According to Ofcom’s first annual report on the broadcaster since taking over as independent regulator, the BBC “does not routinely explain planned changes in its public service activities in sufficient detail to potentially affected parties”.
Ofcom cited the example of the BBC’s recently announced plans to make changes to its iPlayer on-demand service, where it said the corporation “did not provide adequate information on what the changes were”.
“This makes it harder for the BBC to understand its likely impact on competition, including on the activities and plans of other broadcasters,” said the regulator.
“In addition, the BBC has not always provided Ofcom with sufficient detail about its longer-term plans, so that we can assess them in a timely way.”
The regulator called on the BBC Board to make more effort to ensure that the pubcaster engages with other UK broadcasters.
Ofcom also raised concerns about the governance of the BBC’s commercial activities, which it said needed to be more transparent.

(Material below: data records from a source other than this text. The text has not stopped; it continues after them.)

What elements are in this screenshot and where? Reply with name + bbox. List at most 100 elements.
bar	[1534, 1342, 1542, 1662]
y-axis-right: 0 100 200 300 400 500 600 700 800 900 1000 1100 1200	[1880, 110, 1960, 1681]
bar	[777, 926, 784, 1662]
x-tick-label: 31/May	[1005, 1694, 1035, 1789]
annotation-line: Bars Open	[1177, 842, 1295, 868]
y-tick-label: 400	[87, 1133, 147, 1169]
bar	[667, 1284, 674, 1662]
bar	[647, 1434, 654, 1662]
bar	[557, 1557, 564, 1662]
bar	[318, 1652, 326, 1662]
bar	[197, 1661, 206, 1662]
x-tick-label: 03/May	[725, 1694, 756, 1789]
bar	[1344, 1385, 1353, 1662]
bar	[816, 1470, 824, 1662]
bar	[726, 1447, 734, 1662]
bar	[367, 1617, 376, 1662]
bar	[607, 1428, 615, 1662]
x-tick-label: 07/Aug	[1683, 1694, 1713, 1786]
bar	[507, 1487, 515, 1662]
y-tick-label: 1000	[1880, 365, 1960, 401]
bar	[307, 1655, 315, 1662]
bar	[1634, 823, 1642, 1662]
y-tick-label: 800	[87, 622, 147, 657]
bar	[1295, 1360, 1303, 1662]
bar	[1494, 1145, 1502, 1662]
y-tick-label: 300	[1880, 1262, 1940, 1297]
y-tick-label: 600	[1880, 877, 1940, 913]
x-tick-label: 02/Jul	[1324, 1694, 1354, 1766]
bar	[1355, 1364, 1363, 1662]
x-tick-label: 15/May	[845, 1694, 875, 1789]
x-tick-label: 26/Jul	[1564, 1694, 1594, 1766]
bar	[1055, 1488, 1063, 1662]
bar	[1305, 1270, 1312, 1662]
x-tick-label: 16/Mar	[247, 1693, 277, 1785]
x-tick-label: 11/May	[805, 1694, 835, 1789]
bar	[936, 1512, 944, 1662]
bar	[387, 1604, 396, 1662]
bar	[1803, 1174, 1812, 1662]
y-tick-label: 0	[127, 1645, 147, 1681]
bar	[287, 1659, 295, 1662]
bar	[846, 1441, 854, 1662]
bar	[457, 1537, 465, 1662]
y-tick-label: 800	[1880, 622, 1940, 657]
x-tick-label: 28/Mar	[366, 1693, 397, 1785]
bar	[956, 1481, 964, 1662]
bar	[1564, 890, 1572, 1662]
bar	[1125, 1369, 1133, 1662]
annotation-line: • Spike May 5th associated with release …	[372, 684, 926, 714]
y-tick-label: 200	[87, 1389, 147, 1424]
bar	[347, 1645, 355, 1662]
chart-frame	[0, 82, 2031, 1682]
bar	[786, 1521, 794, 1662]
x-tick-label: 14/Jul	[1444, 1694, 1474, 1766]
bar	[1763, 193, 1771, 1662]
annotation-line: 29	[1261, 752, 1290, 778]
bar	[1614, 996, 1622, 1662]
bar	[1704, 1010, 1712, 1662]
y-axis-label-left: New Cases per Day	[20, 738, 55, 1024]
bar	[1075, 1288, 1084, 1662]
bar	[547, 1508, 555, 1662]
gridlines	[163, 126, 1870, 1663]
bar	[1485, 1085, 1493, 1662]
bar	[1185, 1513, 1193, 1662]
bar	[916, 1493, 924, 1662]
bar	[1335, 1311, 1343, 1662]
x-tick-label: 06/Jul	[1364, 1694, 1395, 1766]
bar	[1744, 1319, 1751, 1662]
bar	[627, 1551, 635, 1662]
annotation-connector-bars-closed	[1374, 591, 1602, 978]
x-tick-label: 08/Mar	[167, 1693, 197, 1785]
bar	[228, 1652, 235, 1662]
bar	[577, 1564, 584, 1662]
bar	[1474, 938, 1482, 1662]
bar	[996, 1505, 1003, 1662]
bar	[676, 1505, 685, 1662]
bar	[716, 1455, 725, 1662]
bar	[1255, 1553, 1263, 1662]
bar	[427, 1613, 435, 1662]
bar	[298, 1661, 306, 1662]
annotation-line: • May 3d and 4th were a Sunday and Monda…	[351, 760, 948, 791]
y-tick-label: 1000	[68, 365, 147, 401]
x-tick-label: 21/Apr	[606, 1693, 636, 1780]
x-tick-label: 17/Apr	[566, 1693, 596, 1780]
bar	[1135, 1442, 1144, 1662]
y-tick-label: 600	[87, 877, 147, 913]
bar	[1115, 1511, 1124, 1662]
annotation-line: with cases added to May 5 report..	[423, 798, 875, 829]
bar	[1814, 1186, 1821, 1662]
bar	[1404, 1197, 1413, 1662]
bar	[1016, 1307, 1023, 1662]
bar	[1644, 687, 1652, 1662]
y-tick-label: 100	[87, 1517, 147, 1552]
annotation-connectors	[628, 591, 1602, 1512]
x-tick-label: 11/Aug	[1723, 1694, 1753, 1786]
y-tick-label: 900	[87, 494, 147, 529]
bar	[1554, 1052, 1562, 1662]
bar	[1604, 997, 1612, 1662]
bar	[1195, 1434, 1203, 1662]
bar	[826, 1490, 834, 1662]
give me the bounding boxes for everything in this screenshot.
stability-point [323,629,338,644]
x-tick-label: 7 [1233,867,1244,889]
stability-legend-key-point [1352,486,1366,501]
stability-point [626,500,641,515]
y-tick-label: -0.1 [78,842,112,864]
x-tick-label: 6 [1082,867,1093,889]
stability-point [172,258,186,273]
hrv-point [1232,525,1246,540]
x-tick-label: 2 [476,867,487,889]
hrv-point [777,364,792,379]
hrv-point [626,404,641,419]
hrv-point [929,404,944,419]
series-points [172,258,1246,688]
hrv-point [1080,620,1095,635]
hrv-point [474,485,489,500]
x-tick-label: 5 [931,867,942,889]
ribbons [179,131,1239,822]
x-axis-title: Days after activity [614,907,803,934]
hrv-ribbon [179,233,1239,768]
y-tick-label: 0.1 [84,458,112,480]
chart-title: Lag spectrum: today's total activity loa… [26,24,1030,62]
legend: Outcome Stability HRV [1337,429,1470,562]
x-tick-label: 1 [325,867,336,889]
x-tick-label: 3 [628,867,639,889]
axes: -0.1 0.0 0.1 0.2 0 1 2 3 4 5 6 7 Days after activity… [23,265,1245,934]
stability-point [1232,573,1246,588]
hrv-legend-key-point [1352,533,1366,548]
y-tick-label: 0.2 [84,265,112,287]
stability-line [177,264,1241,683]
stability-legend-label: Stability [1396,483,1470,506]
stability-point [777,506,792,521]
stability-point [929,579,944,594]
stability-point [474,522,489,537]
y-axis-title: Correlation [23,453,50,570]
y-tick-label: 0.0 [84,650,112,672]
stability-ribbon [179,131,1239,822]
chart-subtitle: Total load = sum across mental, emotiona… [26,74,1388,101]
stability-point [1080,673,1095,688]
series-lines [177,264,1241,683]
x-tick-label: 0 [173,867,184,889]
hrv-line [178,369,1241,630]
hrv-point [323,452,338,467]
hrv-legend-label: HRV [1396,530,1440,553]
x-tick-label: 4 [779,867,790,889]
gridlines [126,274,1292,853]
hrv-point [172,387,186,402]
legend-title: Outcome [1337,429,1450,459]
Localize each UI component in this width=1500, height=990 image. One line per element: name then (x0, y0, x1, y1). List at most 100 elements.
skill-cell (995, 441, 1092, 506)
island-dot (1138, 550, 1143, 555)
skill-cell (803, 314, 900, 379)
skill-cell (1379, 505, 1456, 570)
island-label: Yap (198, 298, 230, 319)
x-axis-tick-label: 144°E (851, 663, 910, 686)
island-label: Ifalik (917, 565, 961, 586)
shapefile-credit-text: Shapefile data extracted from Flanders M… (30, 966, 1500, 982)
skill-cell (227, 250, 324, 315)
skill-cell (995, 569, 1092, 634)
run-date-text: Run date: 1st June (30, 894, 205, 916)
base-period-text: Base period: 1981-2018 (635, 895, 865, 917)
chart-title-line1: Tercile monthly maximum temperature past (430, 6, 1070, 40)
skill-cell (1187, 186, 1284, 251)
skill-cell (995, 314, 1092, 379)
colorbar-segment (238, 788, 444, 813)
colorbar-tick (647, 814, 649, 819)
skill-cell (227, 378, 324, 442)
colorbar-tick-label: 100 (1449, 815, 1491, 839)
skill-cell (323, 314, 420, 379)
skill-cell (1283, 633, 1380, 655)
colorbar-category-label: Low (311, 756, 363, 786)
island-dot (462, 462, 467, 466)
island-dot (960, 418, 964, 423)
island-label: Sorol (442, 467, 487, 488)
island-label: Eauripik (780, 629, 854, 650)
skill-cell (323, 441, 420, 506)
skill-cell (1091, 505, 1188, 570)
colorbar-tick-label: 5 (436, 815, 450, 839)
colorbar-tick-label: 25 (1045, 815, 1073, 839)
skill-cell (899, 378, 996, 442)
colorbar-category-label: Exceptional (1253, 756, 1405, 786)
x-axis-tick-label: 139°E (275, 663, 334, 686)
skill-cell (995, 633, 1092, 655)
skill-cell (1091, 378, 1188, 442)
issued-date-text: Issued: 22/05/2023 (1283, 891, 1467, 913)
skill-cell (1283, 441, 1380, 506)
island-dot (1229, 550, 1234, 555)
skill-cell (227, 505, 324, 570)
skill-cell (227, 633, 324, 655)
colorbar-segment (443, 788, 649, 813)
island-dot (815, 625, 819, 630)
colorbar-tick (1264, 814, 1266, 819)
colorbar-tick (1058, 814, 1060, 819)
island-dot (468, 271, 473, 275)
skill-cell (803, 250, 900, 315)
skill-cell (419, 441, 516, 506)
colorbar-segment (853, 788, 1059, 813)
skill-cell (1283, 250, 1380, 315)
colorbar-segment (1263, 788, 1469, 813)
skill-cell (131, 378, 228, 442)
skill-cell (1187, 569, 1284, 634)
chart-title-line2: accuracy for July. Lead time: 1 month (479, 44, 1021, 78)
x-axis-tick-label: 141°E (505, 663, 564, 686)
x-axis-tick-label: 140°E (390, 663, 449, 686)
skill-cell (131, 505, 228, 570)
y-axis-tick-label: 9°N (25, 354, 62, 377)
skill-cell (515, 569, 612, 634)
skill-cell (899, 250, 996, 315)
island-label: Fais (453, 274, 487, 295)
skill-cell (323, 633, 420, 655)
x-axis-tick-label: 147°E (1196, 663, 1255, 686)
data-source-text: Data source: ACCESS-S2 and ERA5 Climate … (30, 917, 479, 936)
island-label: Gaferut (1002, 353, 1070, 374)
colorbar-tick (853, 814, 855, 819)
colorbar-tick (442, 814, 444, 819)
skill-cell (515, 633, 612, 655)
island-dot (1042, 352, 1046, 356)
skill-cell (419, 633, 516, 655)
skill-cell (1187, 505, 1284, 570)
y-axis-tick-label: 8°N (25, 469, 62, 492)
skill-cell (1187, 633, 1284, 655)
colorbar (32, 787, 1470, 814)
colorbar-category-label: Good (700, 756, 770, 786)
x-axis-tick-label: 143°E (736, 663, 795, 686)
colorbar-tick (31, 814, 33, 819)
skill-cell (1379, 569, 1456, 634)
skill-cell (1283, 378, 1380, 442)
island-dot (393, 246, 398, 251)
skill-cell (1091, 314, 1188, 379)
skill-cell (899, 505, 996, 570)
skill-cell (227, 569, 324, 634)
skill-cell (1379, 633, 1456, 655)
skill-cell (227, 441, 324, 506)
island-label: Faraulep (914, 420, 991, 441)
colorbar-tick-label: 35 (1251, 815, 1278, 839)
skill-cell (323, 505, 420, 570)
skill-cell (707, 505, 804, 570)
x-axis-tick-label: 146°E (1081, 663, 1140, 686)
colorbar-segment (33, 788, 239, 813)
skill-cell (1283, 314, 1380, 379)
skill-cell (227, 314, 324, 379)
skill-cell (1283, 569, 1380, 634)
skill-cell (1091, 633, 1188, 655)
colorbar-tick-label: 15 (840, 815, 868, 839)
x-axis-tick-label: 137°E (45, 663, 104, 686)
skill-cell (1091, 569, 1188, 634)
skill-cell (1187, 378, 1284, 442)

Ofcom also said that the BBC needed to maintain its commitment to original UK programmes, while it found that “overall…the BBC is distinctive”, it said that the broadcaster’s investment in first-run UK-originated programming has been declining, falling by almost a quarter overall in real terms since 2010.
Ofcom said that first-run original comedy output from the BBC had declined by 38% in that period, while kids content was down 38% and entertainment down 11%.
While the BBC has teamed up with the likes of Netflix to finance shows such as Collateral, Ofcom said that “this kind of funding is largely for programmes with global appeal, as distinct from content which specifically reflects the lives and issues of UK audiences”.
It called on the corporation to “be more innovative and take more risks, including in relation to how it makes original UK content and with whom”.
Other areas of concern for Ofcom include the ongoing decline in use of the BBC by young people. The regulator said that the pubcaster needs to “take significant steps” to engage with young people, without offering specific solutions. Referring to the BBC’s main vehicle for targeting younger viewers, the online-only BBC Three channel, it noted that “few young people watch BBC Three online”.
Ofcom also said that the BBC needs to take further action to improve how it represents the whole of UK society, including better representation of people not from middle-class backgrounds, disabled people and people from the nations and regions.
In a generally positive review, which found that the BBC is “generally delivering on its remit for audiences”, Ofcom estimated that audiences spend an average of around two hours 45 minutes a day viewing the corporation’s content, with 68% expressing satisfaction with BBC TV and three quarters expressing satisfaction with radio and online output.
Some 56% of people rate the BBC highly for taking risks and being innovative, while 66% rate it highly for delivering high-quality content. Some 68% rate the BBC highly for providing informative content, and 63% rate it highly for distinctive content.